Figure 2. Ireland's generation and recycling of municipal waste compared to EU targets.



A combined column and line chart showing the tonnes of municipal waste managed from 2010 to 2020 as columns. Lines indicate percentages of landfill, material recycling, composting and digestion, and energy recovery. The per cent landfill decreased from 56 per cent in 2010 to 16 per cent in 2020; the per cent energy recovery increased from 7 per cent to 43 per cent and the per cent recycling form 36 per cent to 41 per cent over the same period.

Figure 3. Trends in the management of municipal waste in Ireland, 2010 to 2020.

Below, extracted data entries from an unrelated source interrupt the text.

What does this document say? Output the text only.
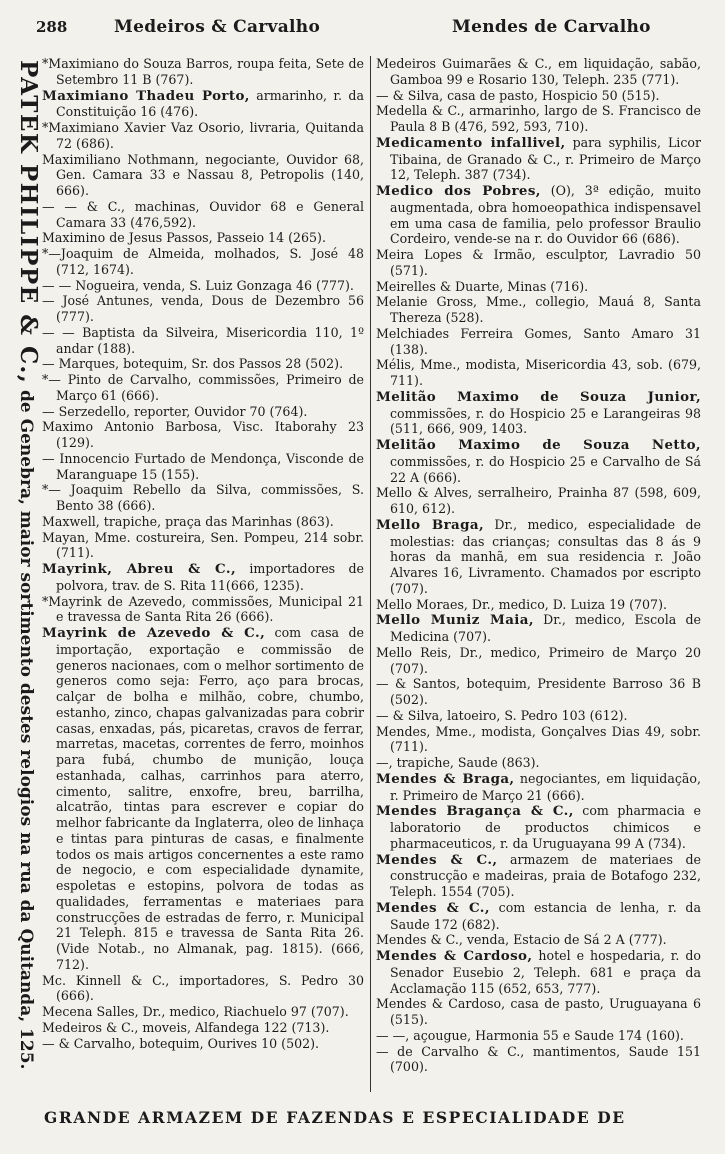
288	Medeiros & Carvalho	Mendes de Carvalho
PATEK PHILIPPE & C., de Genebra, maior sortimento destes relogios na rua da Quitanda, 125.

*Maximiano do Souza Barros, roupa feita, Sete de Setembro 11 B (767).

Maximiano Thadeu Porto, armarinho, r. da Constituição 16 (476).

*Maximiano Xavier Vaz Osorio, livraria, Quitanda 72 (686).

Maximiliano Nothmann, negociante, Ouvidor 68, Gen. Camara 33 e Nassau 8, Petropolis (140, 666).

— — & C., machinas, Ouvidor 68 e General Camara 33 (476,592).

Maximino de Jesus Passos, Passeio 14 (265).

*—Joaquim de Almeida, molhados, S. José 48 (712, 1674).

— — Nogueira, venda, S. Luiz Gonzaga 46 (777).

— José Antunes, venda, Dous de Dezembro 56 (777).

— — Baptista da Silveira, Misericordia 110, 1º andar (188).

— Marques, botequim, Sr. dos Passos 28 (502).

*— Pinto de Carvalho, commissões, Primeiro de Março 61 (666).

— Serzedello, reporter, Ouvidor 70 (764).

Maximo Antonio Barbosa, Visc. Itaborahy 23 (129).

— Innocencio Furtado de Mendonça, Visconde de Maranguape 15 (155).

*— Joaquim Rebello da Silva, commissões, S. Bento 38 (666).

Maxwell, trapiche, praça das Marinhas (863).

Mayan, Mme. costureira, Sen. Pompeu, 214 sobr. (711).

Mayrink, Abreu & C., importadores de polvora, trav. de S. Rita 11(666, 1235).

*Mayrink de Azevedo, commissões, Municipal 21 e travessa de Santa Rita 26 (666).

Mayrink de Azevedo & C., com casa de importação, exportação e commissão de generos nacionaes, com o melhor sortimento de generos como seja: Ferro, aço para brocas, calçar de bolha e milhão, cobre, chumbo, estanho, zinco, chapas galvanizadas para cobrir casas, enxadas, pás, picaretas, cravos de ferrar, marretas, macetas, correntes de ferro, moinhos para fubá, chumbo de munição, louça estanhada, calhas, carrinhos para aterro, cimento, salitre, enxofre, breu, barrilha, alcatrão, tintas para escrever e copiar do melhor fabricante da Inglaterra, oleo de linhaça e tintas para pinturas de casas, e finalmente todos os mais artigos concernentes a este ramo de negocio, e com especialidade dynamite, espoletas e estopins, polvora de todas as qualidades, ferramentas e materiaes para construcções de estradas de ferro, r. Municipal 21 Teleph. 815 e travessa de Santa Rita 26. (Vide Notab., no Almanak, pag. 1815). (666, 712).

Mc. Kinnell & C., importadores, S. Pedro 30 (666).

Mecena Salles, Dr., medico, Riachuelo 97 (707).

Medeiros & C., moveis, Alfandega 122 (713).

— & Carvalho, botequim, Ourives 10 (502).

Medeiros Guimarães & C., em liquidação, sabão, Gamboa 99 e Rosario 130, Teleph. 235 (771).

— & Silva, casa de pasto, Hospicio 50 (515).

Medella & C., armarinho, largo de S. Francisco de Paula 8 B (476, 592, 593, 710).

Medicamento infallivel, para syphilis, Licor Tibaina, de Granado & C., r. Primeiro de Março 12, Teleph. 387 (734).

Medico dos Pobres, (O), 3ª edição, muito augmentada, obra homoeopathica indispensavel em uma casa de familia, pelo professor Braulio Cordeiro, vende-se na r. do Ouvidor 66 (686).

Meira Lopes & Irmão, esculptor, Lavradio 50 (571).

Meirelles & Duarte, Minas (716).

Melanie Gross, Mme., collegio, Mauá 8, Santa Thereza (528).

Melchiades Ferreira Gomes, Santo Amaro 31 (138).

Mélis, Mme., modista, Misericordia 43, sob. (679, 711).

Melitão Maximo de Souza Junior, commissões, r. do Hospicio 25 e Larangeiras 98 (511, 666, 909, 1403.

Melitão Maximo de Souza Netto, commissões, r. do Hospicio 25 e Carvalho de Sá 22 A (666).

Mello & Alves, serralheiro, Prainha 87 (598, 609, 610, 612).

Mello Braga, Dr., medico, especialidade de molestias: das crianças; consultas das 8 ás 9 horas da manhã, em sua residencia r. João Alvares 16, Livramento. Chamados por escripto (707).

Mello Moraes, Dr., medico, D. Luiza 19 (707).

Mello Muniz Maia, Dr., medico, Escola de Medicina (707).

Mello Reis, Dr., medico, Primeiro de Março 20 (707).

— & Santos, botequim, Presidente Barroso 36 B (502).

— & Silva, latoeiro, S. Pedro 103 (612).

Mendes, Mme., modista, Gonçalves Dias 49, sobr. (711).

—, trapiche, Saude (863).

Mendes & Braga, negociantes, em liquidação, r. Primeiro de Março 21 (666).

Mendes Bragança & C., com pharmacia e laboratorio de productos chimicos e pharmaceuticos, r. da Uruguayana 99 A (734).

Mendes & C., armazem de materiaes de construcção e madeiras, praia de Botafogo 232, Teleph. 1554 (705).

Mendes & C., com estancia de lenha, r. da Saude 172 (682).

Mendes & C., venda, Estacio de Sá 2 A (777).

Mendes & Cardoso, hotel e hospedaria, r. do Senador Eusebio 2, Teleph. 681 e praça da Acclamação 115 (652, 653, 777).

Mendes & Cardoso, casa de pasto, Uruguayana 6 (515).

— —, açougue, Harmonia 55 e Saude 174 (160).

— de Carvalho & C., mantimentos, Saude 151 (700).

GRANDE ARMAZEM DE FAZENDAS E ESPECIALIDADE DE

A combined column and line chart showing the tonnages of municipal waste generated from 2010 to 2020 as columns. The line shows disposable income in million Euro for the same period. Tonnes of municipal waste increased from 2.8 million tonnes in 2016 to 3.2 million tonnes in 2020. Disposal income displays a similar trend and increased from 238,507 million Euro to 280,670 million Euro over the same period.

Figure 4. Tonnage of municipal waste generated and gross national disposable income, 2010 to 2020.

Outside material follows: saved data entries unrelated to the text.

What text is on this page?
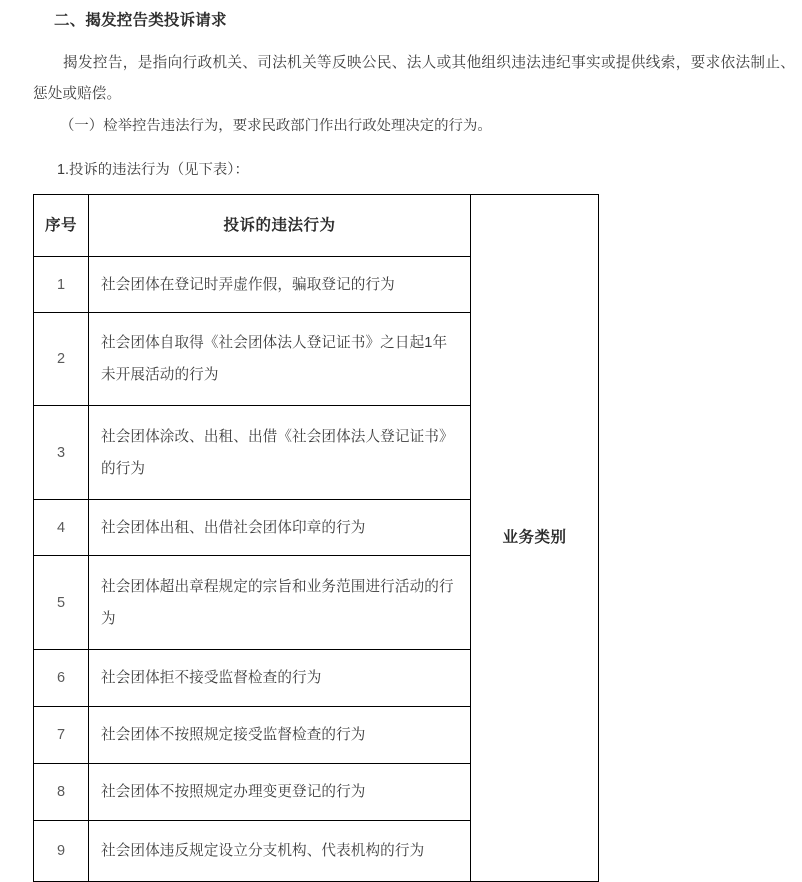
二、揭发控告类投诉请求
揭发控告，是指向行政机关、司法机关等反映公民、法人或其他组织违法违纪事实或提供线索，要求依法制止、惩处或赔偿。
（一）检举控告违法行为，要求民政部门作出行政处理决定的行为。
1.投诉的违法行为（见下表）：
序号	投诉的违法行为	业务类别

1	社会团体在登记时弄虚作假，骗取登记的行为	

2	社会团体自取得《社会团体法人登记证书》之日起1年未开展活动的行为	

3	社会团体涂改、出租、出借《社会团体法人登记证书》的行为	

4	社会团体出租、出借社会团体印章的行为	

5	社会团体超出章程规定的宗旨和业务范围进行活动的行为	

6	社会团体拒不接受监督检查的行为	

7	社会团体不按照规定接受监督检查的行为	

8	社会团体不按照规定办理变更登记的行为	

9	社会团体违反规定设立分支机构、代表机构的行为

The 2020 data highlight the need for implementing policy measures to prevent municipal waste and break the link between economic growth and waste generation. The most recent data shows the municipal waste generation trend is going in the wrong direction and increasing steadily. Over the last five years of reporting, municipal waste generation has grown by over 440,000 tonnes, a 16% increase in the quantity reported in 2016. Correlating trends between municipal waste generation and disposable income (refer to Figure 4) over this period suggest a strong link between economic and waste growth.

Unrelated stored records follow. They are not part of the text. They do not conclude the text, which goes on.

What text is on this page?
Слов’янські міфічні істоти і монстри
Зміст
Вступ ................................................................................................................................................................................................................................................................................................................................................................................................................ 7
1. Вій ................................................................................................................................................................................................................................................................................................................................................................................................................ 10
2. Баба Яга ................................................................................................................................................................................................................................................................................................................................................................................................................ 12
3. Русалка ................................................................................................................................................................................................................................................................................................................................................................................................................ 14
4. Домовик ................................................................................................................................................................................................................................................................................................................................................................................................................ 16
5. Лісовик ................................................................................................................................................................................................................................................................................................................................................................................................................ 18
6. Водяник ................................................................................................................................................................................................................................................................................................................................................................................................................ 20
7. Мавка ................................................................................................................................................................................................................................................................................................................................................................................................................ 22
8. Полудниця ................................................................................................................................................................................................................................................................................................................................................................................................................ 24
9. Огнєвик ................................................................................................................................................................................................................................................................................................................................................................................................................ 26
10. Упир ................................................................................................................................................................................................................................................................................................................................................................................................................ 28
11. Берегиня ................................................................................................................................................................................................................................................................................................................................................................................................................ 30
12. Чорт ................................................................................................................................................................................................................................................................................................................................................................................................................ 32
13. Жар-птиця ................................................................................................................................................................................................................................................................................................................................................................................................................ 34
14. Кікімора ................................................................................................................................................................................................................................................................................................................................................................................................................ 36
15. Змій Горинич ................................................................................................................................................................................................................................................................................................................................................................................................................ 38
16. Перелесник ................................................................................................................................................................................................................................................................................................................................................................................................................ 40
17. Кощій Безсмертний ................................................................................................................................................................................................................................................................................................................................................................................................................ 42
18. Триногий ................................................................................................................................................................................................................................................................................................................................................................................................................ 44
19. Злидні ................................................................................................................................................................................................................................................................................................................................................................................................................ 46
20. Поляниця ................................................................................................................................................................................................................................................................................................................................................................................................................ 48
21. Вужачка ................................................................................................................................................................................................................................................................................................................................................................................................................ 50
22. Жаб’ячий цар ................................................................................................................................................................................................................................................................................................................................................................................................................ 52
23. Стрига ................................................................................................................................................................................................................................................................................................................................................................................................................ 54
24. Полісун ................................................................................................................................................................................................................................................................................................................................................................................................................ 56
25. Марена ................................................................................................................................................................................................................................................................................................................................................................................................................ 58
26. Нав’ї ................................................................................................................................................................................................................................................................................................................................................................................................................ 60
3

The quantity of waste recycled has kept pace with the increases in waste generation, and the rate of recycling has therefore changed little. In 2016 and 2020, recycling was at 41 per cent. The gap to the 2025 target is considerable (14 per cent) and cannot be bridged without targeted interventions.

The measures in place to curb municipal waste generation and/or increase recycling include waste treatment levies, waste collection charges, enforcement action, awareness-raising campaigns and education.

Waste composition analysis carried out by EPA in 2018 documents that almost 70 per cent of non-household waste collected in residual bins could be recycled if it had been placed into the recycling or organic waste collection. The introduction of a mandatory incentivised charging system for non-household municipal waste is a measure required to incentivise waste reduction and boost Ireland's recycling percentages.

Reporting note

Our national municipal waste data releases are based on information that is in line with the data we submit to Eurostat (the statistical office of the European Union) to fulfil our municipal waste reporting obligations. For reporting year 2020, Eurostat changed the reporting rules for municipal waste. The Irish information published in 2019 and earlier years is therefore not directly comparable to the information released from reporting year 2020 on.

The data we submit to Eurostat satisfy our reporting requirements under the Waste Framework Directive, the Landfill Directive and the OECD/Eurostat Joint Questionnaire. The data are to be submitted at the end of Q2 of the reference year +2. Following validation by Eurostat, official statistics for Ireland and all Member States are published on the Eurostat website as part of the ‘Municipal waste by waste management operations’ dataset. Data on municipal waste recycling rates for Member States are also published on the Eurostat website

About Our Waste Statistics

View information about how the EPA compiles and reports Official European Waste Statistics.

[1] This roughly corresponds to 39 per cent when adjusted to the rules in place for 2019 and suggests a moderate improvement on the 37 per cent of municipal waste Ireland recycled in 2019.

[2] The recycling percentages under the revised WFD are set to increase to 55 per cent from 2025, 60 per cent from 2030 and 65 per cent from 2035.